Reputation: 257
I want group a column based on unique values from two columns of pyspark dataframe. The output of the dataframe should be such that once some value used for groupby and if it is present in another column then it should not repeat.
|------------------|-------------------|
| fruit | fruits |
|------------------|-------------------|
| apple | banana |
| banana | apple |
| apple | mango |
| orange | guava |
| apple | pineapple |
| mango | apple |
| banana | mango |
| banana | pineapple |
| -------------------------------------|
I have tried to group by using single column and it needs to be modified or some other logic should be required.
df9=final_main.groupBy('fruit').agg(collect_list('fruits').alias('values'))
I am getting following output from above query;
|------------------|--------------------------------|
| fruit | values |
|------------------|--------------------------------|
| apple | ['banana','mango','pineapple'] |
| banana | ['apple'] |
| orange | ['guava'] |
| mango | ['apple'] |
|------------------|--------------------------------|
But I want following output;
|------------------|--------------------------------|
| fruit | values |
|------------------|--------------------------------|
| apple | ['banana','mango','pineapple'] |
| orange | ['guava'] |
|------------------|--------------------------------|
Upvotes: 0
Views: 1635
Reputation: 1747
This looks like a connected components problem. There are a couple ways you can go about doing this.
1. GraphFrames
You can use the GraphFrames package. Each row of your dataframe defines an edge, and you can just create a graph using df
as edges and a dataframe of all the distinct fruits as vertices. Then call the connectedComponents
method. You can then manipulate the output to get what you want.
2. Just Pyspark
The second method is a bit of a hack. Create a "hash" for each row like
hashed_df = df.withColumn('hash', F.sort_array(F.array(F.col('fruit'), F.col('fruits'))))
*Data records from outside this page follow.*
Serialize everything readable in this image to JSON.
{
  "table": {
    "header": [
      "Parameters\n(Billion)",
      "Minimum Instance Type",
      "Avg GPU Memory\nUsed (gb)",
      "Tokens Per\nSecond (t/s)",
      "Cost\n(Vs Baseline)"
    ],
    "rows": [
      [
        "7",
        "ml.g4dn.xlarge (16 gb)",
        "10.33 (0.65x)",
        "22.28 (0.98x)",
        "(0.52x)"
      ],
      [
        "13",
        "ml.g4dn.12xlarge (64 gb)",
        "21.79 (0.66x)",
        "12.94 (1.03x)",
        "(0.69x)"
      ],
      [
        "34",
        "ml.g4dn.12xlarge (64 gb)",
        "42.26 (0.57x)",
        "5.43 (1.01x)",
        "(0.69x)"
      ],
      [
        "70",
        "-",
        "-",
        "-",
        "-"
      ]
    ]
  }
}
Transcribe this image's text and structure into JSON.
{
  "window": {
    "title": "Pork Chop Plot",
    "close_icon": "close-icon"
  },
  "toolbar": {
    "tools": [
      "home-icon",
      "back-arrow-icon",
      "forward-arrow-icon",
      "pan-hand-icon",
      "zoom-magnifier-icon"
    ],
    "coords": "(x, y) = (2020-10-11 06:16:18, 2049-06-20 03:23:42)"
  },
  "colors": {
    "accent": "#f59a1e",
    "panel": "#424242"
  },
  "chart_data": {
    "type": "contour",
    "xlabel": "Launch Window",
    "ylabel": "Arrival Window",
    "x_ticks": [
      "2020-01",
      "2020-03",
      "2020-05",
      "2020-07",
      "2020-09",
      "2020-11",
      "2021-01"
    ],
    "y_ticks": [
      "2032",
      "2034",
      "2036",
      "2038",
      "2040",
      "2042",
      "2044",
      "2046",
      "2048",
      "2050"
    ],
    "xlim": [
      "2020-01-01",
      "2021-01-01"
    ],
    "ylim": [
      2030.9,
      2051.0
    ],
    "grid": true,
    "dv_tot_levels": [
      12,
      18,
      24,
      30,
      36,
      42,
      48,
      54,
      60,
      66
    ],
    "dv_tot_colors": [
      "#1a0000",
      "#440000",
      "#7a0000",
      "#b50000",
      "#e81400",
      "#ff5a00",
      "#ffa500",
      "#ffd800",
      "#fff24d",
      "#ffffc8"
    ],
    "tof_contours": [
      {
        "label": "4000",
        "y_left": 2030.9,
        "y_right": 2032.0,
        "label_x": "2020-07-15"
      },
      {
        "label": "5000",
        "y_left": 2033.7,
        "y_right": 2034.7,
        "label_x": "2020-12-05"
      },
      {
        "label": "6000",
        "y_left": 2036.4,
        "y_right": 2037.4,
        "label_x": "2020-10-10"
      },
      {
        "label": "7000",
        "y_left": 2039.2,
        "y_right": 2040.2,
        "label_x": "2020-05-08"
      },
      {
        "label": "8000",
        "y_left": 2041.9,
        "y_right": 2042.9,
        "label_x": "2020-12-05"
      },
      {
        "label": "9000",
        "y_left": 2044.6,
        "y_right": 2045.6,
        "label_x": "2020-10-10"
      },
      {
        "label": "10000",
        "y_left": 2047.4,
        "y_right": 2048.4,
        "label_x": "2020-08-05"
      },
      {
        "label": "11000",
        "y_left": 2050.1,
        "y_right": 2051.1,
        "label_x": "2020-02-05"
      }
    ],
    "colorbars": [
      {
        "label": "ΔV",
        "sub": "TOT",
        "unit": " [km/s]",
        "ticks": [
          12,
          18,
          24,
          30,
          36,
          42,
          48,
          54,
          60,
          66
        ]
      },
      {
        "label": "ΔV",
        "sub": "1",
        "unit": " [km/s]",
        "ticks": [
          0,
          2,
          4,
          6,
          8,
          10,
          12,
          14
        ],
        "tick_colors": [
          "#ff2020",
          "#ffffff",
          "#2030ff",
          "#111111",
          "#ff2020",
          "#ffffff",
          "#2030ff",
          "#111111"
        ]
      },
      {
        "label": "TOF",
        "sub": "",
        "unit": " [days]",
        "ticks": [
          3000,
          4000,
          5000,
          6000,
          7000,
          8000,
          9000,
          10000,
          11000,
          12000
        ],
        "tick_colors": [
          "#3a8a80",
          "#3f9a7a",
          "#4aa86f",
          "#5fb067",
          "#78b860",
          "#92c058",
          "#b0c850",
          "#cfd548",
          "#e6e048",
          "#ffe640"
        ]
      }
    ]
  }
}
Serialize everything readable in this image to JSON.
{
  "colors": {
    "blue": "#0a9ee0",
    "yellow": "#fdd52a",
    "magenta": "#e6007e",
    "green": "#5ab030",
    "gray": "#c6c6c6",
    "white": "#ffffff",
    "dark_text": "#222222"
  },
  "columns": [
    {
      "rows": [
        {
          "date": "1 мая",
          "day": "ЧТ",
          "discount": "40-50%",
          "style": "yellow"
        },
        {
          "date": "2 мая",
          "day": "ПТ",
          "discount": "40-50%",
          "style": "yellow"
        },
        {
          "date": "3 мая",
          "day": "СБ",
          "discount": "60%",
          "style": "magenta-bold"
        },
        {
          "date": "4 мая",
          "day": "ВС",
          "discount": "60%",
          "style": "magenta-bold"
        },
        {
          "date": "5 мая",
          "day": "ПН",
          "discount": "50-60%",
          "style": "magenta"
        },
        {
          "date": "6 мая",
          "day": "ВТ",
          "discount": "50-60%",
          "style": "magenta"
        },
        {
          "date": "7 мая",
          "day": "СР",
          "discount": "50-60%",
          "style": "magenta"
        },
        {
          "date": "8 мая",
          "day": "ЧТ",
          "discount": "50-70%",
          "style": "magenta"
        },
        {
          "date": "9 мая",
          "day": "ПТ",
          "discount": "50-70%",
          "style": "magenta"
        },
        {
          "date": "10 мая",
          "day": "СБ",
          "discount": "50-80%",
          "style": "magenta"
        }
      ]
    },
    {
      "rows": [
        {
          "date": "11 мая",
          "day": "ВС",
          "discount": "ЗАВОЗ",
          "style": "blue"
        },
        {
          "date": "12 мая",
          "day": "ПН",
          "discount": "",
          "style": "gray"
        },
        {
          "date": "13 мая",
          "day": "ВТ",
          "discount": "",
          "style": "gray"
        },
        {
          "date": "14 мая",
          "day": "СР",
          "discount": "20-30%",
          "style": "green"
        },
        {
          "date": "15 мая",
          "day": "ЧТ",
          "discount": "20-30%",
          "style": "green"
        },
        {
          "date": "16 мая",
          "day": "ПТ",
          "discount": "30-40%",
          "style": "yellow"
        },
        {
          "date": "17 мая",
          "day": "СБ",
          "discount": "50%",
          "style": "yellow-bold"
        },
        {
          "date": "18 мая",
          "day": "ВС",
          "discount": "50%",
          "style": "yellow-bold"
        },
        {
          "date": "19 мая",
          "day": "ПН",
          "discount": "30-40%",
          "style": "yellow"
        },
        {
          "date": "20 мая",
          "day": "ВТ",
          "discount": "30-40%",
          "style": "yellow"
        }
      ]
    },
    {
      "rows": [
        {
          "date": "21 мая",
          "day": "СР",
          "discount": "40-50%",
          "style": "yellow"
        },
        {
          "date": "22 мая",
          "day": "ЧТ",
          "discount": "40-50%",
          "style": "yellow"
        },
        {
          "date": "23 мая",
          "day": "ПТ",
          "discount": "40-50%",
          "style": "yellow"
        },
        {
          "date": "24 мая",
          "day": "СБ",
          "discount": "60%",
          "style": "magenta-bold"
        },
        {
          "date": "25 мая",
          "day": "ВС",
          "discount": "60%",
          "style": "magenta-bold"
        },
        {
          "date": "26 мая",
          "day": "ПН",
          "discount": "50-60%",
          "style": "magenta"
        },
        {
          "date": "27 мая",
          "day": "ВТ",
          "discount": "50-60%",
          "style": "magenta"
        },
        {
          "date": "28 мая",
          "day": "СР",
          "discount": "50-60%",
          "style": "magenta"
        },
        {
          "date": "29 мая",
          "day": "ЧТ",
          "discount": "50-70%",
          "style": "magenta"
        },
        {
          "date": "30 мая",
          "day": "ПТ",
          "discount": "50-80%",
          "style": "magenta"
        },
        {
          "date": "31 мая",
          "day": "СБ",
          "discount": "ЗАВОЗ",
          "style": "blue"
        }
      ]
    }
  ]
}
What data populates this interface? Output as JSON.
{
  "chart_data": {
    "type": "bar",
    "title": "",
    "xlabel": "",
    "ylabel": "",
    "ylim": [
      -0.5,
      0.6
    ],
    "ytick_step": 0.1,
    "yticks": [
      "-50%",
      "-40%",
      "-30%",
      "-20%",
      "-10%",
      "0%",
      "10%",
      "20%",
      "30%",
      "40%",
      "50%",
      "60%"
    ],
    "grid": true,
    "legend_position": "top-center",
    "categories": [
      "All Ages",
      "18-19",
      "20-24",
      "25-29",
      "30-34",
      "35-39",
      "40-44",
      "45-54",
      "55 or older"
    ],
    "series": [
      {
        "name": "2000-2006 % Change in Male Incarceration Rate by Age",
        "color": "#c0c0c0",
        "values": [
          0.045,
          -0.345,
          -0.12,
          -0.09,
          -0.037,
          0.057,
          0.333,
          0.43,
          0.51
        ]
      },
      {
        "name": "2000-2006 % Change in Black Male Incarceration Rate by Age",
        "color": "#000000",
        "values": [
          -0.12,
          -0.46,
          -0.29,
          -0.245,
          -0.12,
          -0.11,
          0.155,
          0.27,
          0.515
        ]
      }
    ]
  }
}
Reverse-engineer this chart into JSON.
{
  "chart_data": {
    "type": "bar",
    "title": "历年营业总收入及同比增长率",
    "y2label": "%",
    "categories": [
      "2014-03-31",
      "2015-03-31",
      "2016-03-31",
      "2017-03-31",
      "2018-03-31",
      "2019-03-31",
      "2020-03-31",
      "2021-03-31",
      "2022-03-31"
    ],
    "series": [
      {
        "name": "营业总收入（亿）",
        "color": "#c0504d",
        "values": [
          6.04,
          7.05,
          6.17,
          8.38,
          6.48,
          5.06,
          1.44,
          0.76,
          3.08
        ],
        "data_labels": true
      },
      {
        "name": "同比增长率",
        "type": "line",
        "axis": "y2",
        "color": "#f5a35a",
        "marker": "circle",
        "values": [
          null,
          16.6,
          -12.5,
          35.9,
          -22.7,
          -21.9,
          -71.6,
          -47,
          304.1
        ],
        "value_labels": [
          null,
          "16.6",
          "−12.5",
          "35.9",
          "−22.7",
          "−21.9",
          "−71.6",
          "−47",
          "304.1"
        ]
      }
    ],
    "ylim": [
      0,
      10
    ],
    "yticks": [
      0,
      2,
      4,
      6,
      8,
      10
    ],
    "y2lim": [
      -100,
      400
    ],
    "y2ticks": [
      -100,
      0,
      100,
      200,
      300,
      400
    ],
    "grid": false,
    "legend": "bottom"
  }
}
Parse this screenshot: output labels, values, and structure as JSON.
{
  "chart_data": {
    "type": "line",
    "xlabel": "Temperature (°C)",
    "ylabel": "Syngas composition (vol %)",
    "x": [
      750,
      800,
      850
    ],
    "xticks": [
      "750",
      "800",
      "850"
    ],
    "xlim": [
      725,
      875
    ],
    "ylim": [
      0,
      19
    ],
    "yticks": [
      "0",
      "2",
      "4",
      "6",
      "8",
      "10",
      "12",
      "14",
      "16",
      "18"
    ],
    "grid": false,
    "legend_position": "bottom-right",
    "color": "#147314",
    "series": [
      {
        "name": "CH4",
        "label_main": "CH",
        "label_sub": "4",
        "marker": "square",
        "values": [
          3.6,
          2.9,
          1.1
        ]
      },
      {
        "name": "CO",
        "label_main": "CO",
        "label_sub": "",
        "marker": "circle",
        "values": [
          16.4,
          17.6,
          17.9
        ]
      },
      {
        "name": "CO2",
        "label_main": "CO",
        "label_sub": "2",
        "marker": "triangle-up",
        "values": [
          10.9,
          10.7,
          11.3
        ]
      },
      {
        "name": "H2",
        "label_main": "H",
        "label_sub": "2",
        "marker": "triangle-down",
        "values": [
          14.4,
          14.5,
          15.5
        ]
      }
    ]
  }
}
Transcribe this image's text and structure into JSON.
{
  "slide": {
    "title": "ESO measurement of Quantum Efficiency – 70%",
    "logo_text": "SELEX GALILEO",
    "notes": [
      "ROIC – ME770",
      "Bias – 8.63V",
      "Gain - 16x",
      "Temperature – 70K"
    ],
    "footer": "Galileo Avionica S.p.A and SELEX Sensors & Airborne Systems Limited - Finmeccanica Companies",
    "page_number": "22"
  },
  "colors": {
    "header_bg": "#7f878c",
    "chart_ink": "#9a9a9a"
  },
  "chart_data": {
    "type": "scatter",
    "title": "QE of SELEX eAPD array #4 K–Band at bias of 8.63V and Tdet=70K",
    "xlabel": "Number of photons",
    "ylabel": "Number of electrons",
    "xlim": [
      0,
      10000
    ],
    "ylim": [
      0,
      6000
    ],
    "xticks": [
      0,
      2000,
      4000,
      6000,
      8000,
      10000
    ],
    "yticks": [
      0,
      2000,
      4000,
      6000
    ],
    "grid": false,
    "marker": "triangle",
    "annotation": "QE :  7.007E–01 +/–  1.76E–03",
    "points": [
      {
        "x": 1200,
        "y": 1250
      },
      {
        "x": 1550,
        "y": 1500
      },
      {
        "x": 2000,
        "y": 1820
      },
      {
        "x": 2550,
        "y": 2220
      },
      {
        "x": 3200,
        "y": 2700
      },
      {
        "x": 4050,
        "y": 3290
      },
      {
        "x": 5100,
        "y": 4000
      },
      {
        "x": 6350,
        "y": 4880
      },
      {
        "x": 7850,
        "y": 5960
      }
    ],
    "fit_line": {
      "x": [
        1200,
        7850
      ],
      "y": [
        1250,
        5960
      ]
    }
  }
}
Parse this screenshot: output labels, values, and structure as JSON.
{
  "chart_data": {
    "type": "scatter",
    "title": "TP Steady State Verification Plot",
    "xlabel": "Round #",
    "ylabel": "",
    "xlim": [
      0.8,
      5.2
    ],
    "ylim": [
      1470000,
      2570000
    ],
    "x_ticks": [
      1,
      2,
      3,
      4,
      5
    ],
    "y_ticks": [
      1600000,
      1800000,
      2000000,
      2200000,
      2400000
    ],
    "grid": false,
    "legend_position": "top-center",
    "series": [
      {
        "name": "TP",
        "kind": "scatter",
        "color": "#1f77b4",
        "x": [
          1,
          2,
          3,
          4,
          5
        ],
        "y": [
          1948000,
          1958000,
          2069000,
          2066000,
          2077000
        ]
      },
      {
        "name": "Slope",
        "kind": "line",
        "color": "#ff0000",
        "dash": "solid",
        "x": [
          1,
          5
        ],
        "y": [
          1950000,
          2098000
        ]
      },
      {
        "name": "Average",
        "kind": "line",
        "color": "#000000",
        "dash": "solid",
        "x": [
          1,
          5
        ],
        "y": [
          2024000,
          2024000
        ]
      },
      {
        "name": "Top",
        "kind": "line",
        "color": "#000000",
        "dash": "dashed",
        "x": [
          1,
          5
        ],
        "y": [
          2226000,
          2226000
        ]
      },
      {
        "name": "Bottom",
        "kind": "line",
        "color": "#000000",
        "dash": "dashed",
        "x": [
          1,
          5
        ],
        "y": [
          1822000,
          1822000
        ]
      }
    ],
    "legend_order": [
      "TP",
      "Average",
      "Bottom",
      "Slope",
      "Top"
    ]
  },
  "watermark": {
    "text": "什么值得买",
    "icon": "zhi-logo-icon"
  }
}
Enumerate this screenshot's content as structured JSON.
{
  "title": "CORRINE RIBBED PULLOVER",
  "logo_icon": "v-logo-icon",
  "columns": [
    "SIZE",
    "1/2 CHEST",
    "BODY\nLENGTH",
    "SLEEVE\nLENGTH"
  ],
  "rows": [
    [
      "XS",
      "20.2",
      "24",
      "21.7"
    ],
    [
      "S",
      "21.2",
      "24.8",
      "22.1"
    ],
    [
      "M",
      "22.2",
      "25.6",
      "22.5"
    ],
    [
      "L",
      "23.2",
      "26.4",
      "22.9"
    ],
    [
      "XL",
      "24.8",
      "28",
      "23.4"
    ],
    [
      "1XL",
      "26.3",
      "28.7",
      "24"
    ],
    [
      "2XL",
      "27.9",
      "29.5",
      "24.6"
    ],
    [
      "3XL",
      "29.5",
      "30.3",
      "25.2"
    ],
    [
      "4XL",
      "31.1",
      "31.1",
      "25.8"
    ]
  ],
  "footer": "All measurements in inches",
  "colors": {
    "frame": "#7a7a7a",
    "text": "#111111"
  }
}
Drop all non-distinct rows for that column
distinct_df = hashed_df.dropDuplicates(['hash'])
Split up the items again
revert_df = distinct_df.withColumn('fruit', F.col('hash')[0]) \
.withColumn('fruits', F.col('hash')[1])
Group by the first column
grouped_df = revert_df.groupBy('fruit').agg(F.collect_list('fruits').alias('group'))
You might need to "stringify" your hash usingF.concat_ws
if Pyspark complains, but the idea is the same.
Upvotes: 1